I first encountered Nick Kosevich’s cocktails back in the days when he tended bar at Town Talk in south Minneapolis. (In fact, it was Kosevich’s Sidecar that inspired my first Cold Glass article in 2009.) His back bar was lined with dropper bottles and dashers, evidence of his fascination with tinctures, bitters and flavorings.

The original Town Talk is long gone, but Kosevich is still designing cocktails at another local tavern, Eat Street Social. He’s still designing bitters, too—cocktail lovers outside the Twin Cities may be more familiar with Kosevich and fellow Eat Street bartender Ira Koplowitz as the producers of Bittercube Bitters.

Speaking of which, I’m a Bittercube fan, so I got all wide-eyed on my first visit to Eat Street when I saw something called “Trinity Bitters” in the cocktail list. I was absolutely certain there is nothing by that name in Bittercube’s catalog, and inquired if this was something new.

It turns out that Trinity is a blend of three of Bittercube’s standard bitters. At the risk of sounding like a shill for Bittercube, I will guarantee this blend is an absolutely delicious addition to whiskey cocktails.

Trinity Bitters at Eat StreetHere’s the way Eat Street mixes it:

Trinity Bitters

  • 1 part Bittercube Orange Bitters
  • 1 part Bittercube Bolivar Bitters
  • 2 parts Bittercube Cherry Bark Vanilla Bitters

(Update: it seems I’m not the only one who thinks Trinity is a great bitters. Since I originally wrote this article, Bittercube has begun marketing pre-mixed Trinity bitters—no need to make your own any more.)

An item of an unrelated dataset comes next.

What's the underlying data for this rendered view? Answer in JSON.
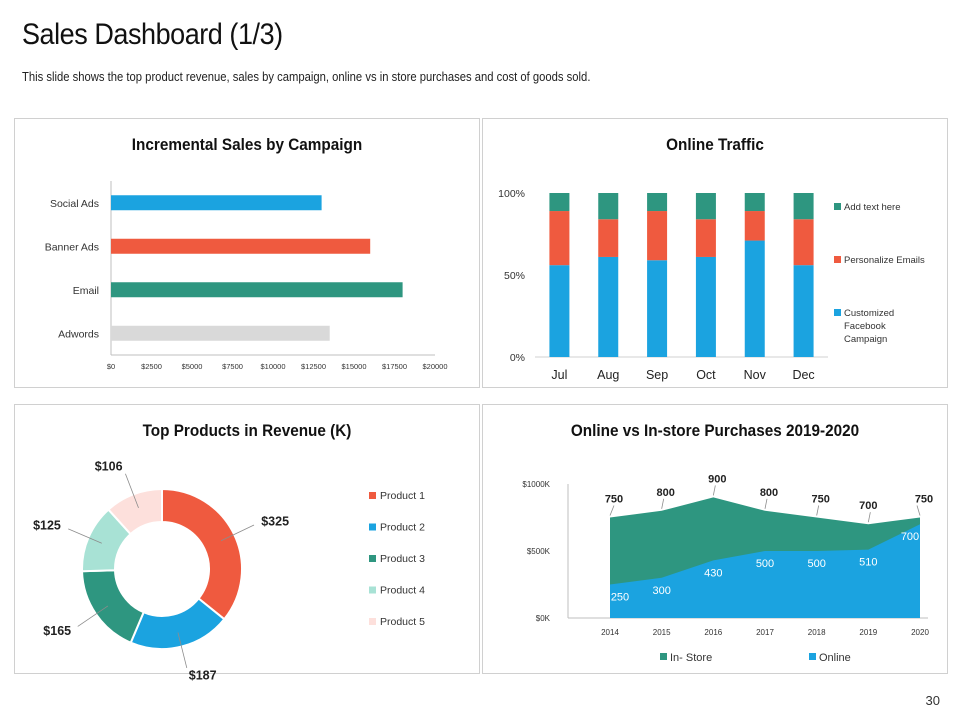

The Trinity flavor is initially dominated by the orange, then the bite of the cherry bark, then vanilla, then herbal and floral flavors my taste isn’t subtle enough to identify. If I were to compare it to, say, the traditional Angostura, I would say it is more citrusy (particularly orange peel, and maybe grapefruit), more floral, less herbal, and slightly less aggressive, less “barky,” overall.

Eat Street uses the Trinity mix primarily in their very popular “Of the Older Fashion,” which is their riff on the original Whiskey Old-Fashioned cocktail.

Of the Older Fashion Cocktail, photo © 2013 Douglas M. Ford. All rights reserved.
Of the Older Fashion Cocktail

Their recipe has become my favorite:

Of the Older Fashion
Nick Kosevich, Eat Street Social, Minneapolis

  • 2 oz Old Weller Antique 107 bourbon
  • ¼ oz Muscovado syrup (Demerara)
  • 4–5 dashes Bittercube Trinity Bitters

Stir ingredients with ice until well chilled; strain into an Old Fashioned glass or rocks glass containing one large ice cube. Express and garnish with orange.

The Old Weller 107 is a brilliant choice for the Older Fashion; despite its elevated proof, it has a caramelly sweetness that blends very smoothly with the dark sugar and the bitters blend.

As Eat Street serves it, Of the Older Fashion has striking sweetness—not so sweet that I don’t want to drink it, but noticeably sweeter than I prefer when I’m making it at home. I’m thinking they may be using a richer syrup than my usual 1:1, or perhaps its something about their Muscovado compared to my Demerara syrup. If you make your cocktails with rich syrups, you may want to cut that quarter ounce back a bit in this drink.

Of the Older Fashioned Cocktail, photo © 2013 Douglas M. Ford. All rights reserved.As for the bitters, I’m blessed with a dasher bottle, so I can mix up little batches of the Trinity blend as needed. As it happens, the Bittercube bitters come in bottles with droppers, so you can easily substitute a full dropper of the Cherry Bark Vanilla and half a dropper each of the Orange and Bolivar. It’s a little more detail work, but it works just fine—and you can adjust the bitters blend to your own liking on the fly.

This combination is far and away the best Old-Fashioned I’ve had in a long time. So good, in fact, that I’m thinking I’ll set aside the traditional Mint Julep for tomorrow’s Kentucky Derby, and cheer my favorite pony with Of the Older Fashion in hand.